Впрочем, посмотрим. На Камчатке сделано многое, и впадать в крайность нельзя. Суда пошли, артиллерия и стрелки отправлены. Наши еще постоят за себя, и дорого могут заплатить враги…

Невельская прислала предупредить, что обед в двенадцать.

Муравьев вышел погулять с Мишей. Он предупредил, что очень осторожным надо быть в Петербурге при разговорах о Камчатке… Послышался звон ботал. Через некоторое время на косу въехала группа всадников на оленях. Это были Невельской, Казакевич и тунгусы.

— Очень рад, господа! Очень рад, Геннадий Иванович! Петр Васильевич! — говорил генерал, здороваясь. — Примите мое соболезнование глубокое… Ваше горе — мое горе… Екатерине Ивановне получше. Мы постарались рассеять ее. Дочка Ольга у вас — прелесть.

У Невельского вид посвежей, чем в Де-Кастри, смотрит просто и открыто. Кажется, искренне доволен. Впрочем, как ему быть недовольным, если вызвали обратно, к молоденькой и хорошенькой жене. «А когда еще я свою графиню де Ришемон увижу. Как там она, в Иркутске?.. Плетут там про нас бог знает что!»

— Как, капитан, довольны ли вы теперь своим старшим офицером?

— Вполне доволен!

Невельской и Казакевич дружески переглянулись. Все пошли домой. Невельской в самом деле рад. И губернатор тут, и самому хочется побыть в семье, а главное, Катеньку утешить. Генерал с обществом прибыл, которого она так ждала; слава богу, что удалось ее рассеять. И ей приятно.
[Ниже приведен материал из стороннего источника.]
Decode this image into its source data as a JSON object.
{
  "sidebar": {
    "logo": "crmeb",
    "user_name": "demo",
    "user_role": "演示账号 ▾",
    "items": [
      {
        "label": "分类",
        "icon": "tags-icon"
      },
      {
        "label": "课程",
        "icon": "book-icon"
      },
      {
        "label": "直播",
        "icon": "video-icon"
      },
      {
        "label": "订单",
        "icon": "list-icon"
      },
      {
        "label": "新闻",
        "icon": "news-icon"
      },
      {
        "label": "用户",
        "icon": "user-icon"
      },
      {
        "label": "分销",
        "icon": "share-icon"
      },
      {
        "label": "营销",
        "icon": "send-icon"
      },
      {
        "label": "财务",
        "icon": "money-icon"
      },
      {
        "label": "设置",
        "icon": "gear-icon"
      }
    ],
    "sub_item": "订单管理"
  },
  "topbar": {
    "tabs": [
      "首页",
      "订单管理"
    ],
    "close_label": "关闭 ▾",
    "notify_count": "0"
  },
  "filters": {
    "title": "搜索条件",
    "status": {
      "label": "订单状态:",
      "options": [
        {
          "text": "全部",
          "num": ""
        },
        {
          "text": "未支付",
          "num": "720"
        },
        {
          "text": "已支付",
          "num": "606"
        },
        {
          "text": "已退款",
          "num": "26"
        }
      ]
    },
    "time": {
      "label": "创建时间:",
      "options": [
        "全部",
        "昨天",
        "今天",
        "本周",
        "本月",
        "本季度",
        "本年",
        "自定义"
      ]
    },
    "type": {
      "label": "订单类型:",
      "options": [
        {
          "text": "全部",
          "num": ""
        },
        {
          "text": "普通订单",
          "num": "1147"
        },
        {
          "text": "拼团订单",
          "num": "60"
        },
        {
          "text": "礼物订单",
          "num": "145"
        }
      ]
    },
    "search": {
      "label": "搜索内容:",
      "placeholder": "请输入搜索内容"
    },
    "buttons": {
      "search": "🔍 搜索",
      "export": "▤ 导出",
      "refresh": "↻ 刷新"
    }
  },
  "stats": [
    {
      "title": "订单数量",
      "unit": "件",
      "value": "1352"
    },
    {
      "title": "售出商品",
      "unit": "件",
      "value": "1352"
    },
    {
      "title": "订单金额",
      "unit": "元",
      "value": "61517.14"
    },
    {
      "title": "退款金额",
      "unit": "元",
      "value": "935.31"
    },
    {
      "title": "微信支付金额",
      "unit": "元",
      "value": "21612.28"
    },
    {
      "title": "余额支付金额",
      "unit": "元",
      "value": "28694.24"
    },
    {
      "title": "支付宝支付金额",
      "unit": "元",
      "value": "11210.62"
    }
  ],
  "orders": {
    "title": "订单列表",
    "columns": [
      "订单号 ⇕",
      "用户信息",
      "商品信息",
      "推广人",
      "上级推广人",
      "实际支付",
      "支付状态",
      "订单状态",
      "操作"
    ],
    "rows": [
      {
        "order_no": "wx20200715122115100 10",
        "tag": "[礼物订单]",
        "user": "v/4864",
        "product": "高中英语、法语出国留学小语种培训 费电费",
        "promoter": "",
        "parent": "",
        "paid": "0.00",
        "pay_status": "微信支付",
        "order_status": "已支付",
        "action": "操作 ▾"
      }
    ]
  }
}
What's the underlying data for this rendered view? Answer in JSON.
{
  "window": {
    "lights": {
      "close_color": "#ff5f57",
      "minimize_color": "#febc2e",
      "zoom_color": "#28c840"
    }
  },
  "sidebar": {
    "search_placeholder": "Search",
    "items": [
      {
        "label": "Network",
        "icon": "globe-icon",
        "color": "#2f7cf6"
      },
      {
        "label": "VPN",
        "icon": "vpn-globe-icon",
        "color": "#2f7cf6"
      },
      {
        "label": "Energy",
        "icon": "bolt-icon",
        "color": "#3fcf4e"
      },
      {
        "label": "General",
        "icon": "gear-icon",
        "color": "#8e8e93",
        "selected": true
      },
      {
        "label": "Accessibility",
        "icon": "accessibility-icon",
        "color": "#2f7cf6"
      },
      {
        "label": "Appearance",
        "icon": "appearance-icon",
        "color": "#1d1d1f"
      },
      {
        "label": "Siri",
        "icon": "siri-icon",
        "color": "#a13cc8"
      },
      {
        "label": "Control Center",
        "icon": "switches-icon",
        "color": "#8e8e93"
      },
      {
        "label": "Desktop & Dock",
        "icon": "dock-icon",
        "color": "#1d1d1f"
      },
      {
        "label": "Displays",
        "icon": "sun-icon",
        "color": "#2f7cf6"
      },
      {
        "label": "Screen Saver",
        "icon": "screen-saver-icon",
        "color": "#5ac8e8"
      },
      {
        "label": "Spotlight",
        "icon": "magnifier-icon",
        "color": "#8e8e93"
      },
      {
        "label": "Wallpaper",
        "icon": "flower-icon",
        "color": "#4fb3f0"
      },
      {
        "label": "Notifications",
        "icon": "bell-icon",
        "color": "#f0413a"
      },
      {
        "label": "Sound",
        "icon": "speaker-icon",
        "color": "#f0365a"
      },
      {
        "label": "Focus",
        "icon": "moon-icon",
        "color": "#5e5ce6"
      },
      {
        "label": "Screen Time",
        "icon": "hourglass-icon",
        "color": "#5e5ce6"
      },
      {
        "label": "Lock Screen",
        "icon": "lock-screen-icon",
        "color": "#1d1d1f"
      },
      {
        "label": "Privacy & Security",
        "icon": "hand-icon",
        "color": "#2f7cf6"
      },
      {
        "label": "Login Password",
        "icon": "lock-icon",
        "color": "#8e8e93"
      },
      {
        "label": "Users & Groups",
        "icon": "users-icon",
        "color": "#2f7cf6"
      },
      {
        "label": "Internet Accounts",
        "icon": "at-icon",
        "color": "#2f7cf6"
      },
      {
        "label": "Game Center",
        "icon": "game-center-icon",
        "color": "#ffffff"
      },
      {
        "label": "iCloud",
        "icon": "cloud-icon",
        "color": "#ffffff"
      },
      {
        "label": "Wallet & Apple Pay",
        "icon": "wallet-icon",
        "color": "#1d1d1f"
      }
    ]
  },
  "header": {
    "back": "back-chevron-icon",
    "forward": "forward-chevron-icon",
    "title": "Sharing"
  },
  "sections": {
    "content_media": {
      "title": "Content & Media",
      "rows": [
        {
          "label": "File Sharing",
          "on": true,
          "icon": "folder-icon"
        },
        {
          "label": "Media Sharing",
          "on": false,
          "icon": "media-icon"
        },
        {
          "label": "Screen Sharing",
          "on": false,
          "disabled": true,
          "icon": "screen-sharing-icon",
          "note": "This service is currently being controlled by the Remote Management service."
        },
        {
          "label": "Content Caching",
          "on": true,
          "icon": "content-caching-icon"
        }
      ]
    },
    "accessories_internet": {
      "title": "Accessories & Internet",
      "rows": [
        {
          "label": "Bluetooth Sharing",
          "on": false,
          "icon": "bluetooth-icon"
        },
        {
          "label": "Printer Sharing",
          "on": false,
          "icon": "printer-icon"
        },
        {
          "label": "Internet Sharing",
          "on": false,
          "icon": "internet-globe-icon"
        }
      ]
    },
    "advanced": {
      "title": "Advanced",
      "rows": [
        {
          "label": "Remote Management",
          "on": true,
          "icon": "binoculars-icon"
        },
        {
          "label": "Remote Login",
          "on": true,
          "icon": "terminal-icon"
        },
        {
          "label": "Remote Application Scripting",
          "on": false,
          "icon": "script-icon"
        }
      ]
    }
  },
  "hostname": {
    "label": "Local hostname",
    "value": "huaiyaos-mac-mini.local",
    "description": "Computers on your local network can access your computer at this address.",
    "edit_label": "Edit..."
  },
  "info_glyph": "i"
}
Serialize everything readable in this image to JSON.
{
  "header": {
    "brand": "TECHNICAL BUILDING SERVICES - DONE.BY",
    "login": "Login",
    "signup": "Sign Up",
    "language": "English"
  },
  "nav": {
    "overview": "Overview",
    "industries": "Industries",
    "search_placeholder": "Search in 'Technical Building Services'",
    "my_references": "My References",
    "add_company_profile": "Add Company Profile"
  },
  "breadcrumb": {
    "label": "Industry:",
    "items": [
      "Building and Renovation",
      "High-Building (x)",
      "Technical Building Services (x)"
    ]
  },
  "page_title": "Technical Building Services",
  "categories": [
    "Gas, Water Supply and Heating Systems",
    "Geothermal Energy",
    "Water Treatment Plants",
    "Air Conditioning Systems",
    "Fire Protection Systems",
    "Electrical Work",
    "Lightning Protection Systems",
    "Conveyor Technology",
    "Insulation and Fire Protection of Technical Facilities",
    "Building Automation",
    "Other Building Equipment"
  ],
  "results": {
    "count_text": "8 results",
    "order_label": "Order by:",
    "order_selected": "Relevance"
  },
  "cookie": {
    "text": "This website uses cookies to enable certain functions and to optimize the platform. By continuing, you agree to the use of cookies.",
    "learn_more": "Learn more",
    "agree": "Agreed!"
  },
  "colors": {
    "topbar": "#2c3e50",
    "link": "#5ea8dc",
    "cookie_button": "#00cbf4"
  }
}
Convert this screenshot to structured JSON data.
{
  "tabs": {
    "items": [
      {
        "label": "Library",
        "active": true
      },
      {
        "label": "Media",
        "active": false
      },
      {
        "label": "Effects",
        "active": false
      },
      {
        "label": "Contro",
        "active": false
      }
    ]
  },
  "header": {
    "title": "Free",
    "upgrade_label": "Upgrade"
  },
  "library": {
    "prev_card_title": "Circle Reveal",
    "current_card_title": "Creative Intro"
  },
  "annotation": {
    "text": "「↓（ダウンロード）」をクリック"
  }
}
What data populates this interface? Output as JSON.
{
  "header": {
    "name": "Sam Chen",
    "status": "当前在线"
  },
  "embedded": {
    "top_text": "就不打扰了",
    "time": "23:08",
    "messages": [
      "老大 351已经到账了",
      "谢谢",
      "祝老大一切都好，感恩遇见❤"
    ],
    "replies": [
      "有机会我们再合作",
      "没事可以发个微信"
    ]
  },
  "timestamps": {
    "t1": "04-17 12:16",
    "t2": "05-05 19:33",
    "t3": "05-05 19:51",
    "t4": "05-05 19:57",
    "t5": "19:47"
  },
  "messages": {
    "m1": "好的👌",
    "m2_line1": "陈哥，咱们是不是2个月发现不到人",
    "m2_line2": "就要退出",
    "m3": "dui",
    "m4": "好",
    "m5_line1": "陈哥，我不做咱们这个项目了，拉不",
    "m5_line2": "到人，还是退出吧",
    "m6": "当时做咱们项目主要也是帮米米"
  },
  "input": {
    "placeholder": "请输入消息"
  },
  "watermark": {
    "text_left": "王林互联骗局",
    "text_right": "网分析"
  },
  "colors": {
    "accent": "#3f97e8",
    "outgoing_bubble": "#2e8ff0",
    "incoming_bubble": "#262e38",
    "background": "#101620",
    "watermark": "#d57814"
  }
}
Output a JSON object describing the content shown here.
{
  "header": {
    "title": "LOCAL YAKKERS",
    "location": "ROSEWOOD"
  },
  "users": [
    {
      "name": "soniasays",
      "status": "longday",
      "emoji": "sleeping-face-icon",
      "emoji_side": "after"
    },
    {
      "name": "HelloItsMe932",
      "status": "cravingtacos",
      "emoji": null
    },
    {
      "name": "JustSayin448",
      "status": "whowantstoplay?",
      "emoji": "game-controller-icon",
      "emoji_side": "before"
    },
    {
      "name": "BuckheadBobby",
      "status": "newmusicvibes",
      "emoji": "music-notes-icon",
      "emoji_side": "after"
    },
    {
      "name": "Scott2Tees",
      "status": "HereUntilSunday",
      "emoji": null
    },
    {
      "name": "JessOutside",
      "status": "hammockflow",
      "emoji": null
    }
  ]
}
Генерал стал как-то ближе, родней, побывал в семье, доченька ему понравилась.

— Да вот беда, Геннадий Иванович!

Муравьев рассказал о случившемся.

— Бог мой! Как же это? Ведь Парфентьев плавал отлично. Я пойду туда… — засуетился Невельской.

— Не нервничайте, душа моя Геннадий Иванович. Мы только что с Мишей заходили к вдовам. Сегодня похороны, и встретиться успеете.

В старом, протертом до «зубов» мундире муж показался Кате милым и дельным. И Казакевич такой же, одет просто, по-дорожному, поцеловал ее руку, просто держится, чувствуется, что радушен. Послали за Бошняком. Пока приехавшие приводили себя в порядок, Бачманова принимала собиравшихся офицеров.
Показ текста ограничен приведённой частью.